3. Robert Pape, a political scientist at the University of Chicago who has studied American attitudes toward political violence since the Jan. 6, 2021, attack on the Capitol by a pro-Trump mob, conducted a nationwide poll on the topic last month. It found that 10 percent of those surveyed said that the “use of force is justified to prevent Donald Trump from becoming president.” A third of those who gave that answer also said they owned a gun. Seven percent of those surveyed said they “support force to restore Trump to the presidency.” Half of them said they owned guns. The shooting at Mr. Trump’s rally “is a consequence of such significant support for political violence in our country,” Mr. Pape wrote in an email. “Indeed, significant lone wolf attacks motivated by political violence have been growing for years in the United States, against members of Congress from both parties as well as federal officials and national leaders.” (Sources: political-science.uchicago,edu, nytimes.com)

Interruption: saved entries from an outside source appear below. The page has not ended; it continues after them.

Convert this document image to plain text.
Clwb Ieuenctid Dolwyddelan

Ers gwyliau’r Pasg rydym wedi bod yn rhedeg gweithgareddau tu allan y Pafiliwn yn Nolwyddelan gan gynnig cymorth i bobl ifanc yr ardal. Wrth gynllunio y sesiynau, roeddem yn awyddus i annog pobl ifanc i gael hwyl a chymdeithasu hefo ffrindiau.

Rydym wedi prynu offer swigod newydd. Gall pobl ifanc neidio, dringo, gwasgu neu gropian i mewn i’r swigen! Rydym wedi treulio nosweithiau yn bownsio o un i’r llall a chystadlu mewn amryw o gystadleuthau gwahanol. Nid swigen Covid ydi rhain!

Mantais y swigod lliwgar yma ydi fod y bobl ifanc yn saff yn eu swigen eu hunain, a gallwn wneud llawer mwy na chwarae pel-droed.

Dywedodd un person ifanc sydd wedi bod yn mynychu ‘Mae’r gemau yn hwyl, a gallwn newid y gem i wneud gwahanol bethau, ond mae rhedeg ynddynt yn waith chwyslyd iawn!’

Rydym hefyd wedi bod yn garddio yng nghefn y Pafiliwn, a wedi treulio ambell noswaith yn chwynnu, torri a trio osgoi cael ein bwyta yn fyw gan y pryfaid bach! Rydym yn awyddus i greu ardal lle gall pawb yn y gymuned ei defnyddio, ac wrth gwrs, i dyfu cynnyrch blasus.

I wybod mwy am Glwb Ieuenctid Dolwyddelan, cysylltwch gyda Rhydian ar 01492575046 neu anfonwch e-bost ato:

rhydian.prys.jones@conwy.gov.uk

4. UC Davis Research Paper:
Political violence—the use of force to advance political objectives—may soon become a leading contributor to firearm violence. In the 2022 survey that provides the data for this study, 32.8% of adults considered violence usually or always justified to advance at least 1 of 17 specific political objectives; nearly 8% thought it very or extremely likely that they would be armed with a firearm in a future situation where political violence was justified. (Source: jamanetwork.com)
5. Victor Mallet:
Contrary to what many French moderates would like to believe, France’s Marine Le Pen and her far-right Rassemblement National party were not crushed in the recent snap legislative elections called by President Emmanuel Macron. In France, as in much of the rest of Europe, extremists, populists and anti-immigration nationalists are stronger than at any time since the second world war.